The issue isn’t just about how much gas the Air Force’s transport fleet can carry; in a conflict, the fleet will already be burdened with carrying all the other equipment and personnel the U.S. military needs to fight.

“Transport aircraft will likely be in high demand supporting inter- and intra-theater mobility and other missions,” Walton said. “They’ll be transporting air and missile defense systems, munitions, and other cargo and personnel to distributed airfields and to some of the main ones as well.”

Transport aircraft may become even more burdened if they are used as weapons platforms or as airborne command and control centers, capabilities the Air Force has also explored.

In the meantime, most of the U.S. military’s fuel is shipped overseas aboard maritime tankers and barges or overland on trucks, pipelines, or other systems. In their report, Walton and Clark explained that maritime tankers deliver fuel to ports supporting airfields, and there also has to be a system in place for getting the gas out of the boat and onto the airfield.

“Over-the-shore fuel transfer systems are critical to allow fuel from tankers to reach airfields if port or supporting pipeline infrastructure is damaged or if air operations are taking place from austere airfields without access to developed ports,” the experts wrote.

Tanker Security

The amount of gas required by prolonged Air Force operations likely could not be delivered by aircraft alone. Walton and Clark estimated that if the Air Force wanted 18 aerial tankers to operate from Tinian, a small island in the Pacific, the site would require about half a million barrels of fuel per month. Many small airfields in the Pacific, including the one at Tinian, do not have the infrastructure to hold that amount of gas, they wrote. 

That means the Department of Defense should build “environmentally compliant hardened underground fuel stores,” which, while costly, would give the military access to assured stocks of fuel that would be more difficult for an adversary to destroy, Walton and Clark argued.
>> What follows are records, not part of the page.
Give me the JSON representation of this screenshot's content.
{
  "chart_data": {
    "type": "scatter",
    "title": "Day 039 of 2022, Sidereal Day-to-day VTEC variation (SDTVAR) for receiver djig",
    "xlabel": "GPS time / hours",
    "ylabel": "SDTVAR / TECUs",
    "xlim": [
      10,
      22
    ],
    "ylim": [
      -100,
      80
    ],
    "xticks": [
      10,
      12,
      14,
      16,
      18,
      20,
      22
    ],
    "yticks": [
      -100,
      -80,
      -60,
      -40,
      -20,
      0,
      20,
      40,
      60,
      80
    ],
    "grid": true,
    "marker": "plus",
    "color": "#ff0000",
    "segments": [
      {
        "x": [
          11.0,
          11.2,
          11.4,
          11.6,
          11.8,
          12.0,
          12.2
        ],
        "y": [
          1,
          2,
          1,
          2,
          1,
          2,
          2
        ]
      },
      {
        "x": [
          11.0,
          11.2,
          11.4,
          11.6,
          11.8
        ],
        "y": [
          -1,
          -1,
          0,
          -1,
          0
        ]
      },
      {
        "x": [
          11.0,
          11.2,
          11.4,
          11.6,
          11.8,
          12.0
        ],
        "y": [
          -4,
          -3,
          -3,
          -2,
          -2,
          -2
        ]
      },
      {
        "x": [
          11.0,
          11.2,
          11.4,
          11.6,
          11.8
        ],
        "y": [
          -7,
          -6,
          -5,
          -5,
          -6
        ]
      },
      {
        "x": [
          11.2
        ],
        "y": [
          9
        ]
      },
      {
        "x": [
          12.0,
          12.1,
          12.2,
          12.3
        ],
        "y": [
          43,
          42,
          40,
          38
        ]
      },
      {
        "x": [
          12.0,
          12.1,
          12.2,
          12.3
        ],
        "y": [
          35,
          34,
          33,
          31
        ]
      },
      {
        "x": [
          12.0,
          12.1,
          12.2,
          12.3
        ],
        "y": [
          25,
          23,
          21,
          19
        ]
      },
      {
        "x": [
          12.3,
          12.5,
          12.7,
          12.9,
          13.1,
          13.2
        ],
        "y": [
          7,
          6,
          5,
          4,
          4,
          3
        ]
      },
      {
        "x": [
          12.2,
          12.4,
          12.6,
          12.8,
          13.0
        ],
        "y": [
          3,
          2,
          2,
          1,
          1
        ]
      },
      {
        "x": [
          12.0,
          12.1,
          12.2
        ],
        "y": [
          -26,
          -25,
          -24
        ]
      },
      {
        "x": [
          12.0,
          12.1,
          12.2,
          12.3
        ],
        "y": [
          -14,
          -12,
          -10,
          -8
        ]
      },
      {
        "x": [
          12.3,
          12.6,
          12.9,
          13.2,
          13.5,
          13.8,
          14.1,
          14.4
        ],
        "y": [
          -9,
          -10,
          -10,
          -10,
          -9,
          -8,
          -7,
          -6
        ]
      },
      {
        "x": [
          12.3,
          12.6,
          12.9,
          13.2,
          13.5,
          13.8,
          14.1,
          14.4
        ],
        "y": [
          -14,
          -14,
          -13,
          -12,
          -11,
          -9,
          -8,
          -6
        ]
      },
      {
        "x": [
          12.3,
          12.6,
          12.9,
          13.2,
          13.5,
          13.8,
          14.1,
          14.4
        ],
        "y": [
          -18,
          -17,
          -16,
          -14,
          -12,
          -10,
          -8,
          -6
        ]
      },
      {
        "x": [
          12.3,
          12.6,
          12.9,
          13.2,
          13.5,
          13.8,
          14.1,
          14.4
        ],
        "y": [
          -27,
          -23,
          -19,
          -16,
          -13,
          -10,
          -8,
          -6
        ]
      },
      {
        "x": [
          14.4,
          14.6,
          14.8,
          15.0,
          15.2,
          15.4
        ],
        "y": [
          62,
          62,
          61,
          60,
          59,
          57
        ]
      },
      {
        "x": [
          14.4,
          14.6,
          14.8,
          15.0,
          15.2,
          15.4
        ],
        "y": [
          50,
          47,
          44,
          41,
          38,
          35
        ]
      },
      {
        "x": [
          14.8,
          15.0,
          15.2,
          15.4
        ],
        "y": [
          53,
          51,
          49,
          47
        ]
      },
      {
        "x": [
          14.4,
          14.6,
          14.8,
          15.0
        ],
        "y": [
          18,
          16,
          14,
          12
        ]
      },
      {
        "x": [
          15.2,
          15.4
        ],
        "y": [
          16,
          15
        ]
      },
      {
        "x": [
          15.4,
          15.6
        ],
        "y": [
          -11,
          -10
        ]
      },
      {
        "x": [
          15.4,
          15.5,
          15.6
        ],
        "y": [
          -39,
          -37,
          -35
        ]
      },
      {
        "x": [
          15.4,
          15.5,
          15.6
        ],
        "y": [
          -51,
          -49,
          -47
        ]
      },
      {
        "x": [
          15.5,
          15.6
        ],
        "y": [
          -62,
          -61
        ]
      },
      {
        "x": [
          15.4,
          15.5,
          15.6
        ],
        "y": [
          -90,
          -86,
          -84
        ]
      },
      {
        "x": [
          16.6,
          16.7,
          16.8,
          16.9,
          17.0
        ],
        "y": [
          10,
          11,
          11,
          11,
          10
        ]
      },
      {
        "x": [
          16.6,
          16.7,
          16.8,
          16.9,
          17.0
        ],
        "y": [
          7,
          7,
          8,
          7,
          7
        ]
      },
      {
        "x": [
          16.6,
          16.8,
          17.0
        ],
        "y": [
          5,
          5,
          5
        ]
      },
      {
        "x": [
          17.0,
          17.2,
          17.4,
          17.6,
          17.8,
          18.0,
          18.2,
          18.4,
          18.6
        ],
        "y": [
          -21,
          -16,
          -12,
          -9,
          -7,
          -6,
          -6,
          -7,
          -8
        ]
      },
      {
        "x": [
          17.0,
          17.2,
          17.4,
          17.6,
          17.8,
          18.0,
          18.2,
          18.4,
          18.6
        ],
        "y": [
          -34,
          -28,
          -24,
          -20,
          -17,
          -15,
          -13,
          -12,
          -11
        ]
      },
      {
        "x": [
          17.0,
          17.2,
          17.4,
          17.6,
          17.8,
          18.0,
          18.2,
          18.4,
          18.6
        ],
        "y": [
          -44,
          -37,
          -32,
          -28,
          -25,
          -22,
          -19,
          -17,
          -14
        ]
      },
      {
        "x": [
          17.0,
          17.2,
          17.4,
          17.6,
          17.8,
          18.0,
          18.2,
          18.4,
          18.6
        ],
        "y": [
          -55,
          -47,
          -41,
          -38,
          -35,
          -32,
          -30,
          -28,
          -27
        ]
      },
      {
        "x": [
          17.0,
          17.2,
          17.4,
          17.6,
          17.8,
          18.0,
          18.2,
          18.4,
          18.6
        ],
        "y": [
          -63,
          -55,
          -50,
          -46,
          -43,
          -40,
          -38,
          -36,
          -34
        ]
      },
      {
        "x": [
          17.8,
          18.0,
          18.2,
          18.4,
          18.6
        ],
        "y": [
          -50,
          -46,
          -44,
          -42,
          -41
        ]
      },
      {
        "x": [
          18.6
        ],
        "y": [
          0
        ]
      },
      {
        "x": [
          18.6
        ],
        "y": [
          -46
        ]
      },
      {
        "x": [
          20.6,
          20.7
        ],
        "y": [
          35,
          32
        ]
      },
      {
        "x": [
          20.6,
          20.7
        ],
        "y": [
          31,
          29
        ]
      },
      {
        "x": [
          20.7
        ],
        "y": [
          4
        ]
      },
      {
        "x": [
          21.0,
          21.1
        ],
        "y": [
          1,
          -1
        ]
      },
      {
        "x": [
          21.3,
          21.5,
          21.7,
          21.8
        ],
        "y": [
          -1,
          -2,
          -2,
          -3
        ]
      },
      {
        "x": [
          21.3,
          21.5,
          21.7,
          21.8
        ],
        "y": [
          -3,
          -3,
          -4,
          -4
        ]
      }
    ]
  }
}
Even if the military built those underground fuel stores, the stockpiles likely would not last through a protracted conflict. That means the Department of Defense needs a robust fleet of maritime tankers to move enough gas across the ocean to sustain operations—but America’s tanker fleet is not in great shape. A study required by the 2020 National Defense Authorization Act found that the U.S. government was relying too heavily on foreign-flagged tankers, which could be risky in a contested environment.

In response, Congress directed the Secretary of Transportation to stand up the Tanker Security Program, which is meant to provide the military with access to 10 U.S.-registered tankers to use in times of war or emergency. But 10 ships may not be enough.

“Today, the United States military has access to only nine government and commercial tankers suitable for operations abroad, but it has projected it needs at least 80 tankers to transport fuel from oil refineries to American forces during a large war,” Walton and Clark argued in a 2020 opinion piece.

In the meantime, using transport aircraft to deliver relatively small amounts of fuel could play an important role, especially in the early stages of a campaign, Walton said. But sustaining that edge will require a strong maritime and overland fuel delivery infrastructure, as well as a robust network of aerial refueling platforms to make sure friendly aircraft can access gas mid-flight.

“I think we would likely do this in a conflict, but it will be important for the joint force to develop approaches to address the significant majority of its ground aerial refueling demands using maritime-delivered bulk fuel as opposed to aircraft-delivered bulk fuel,” Walton said.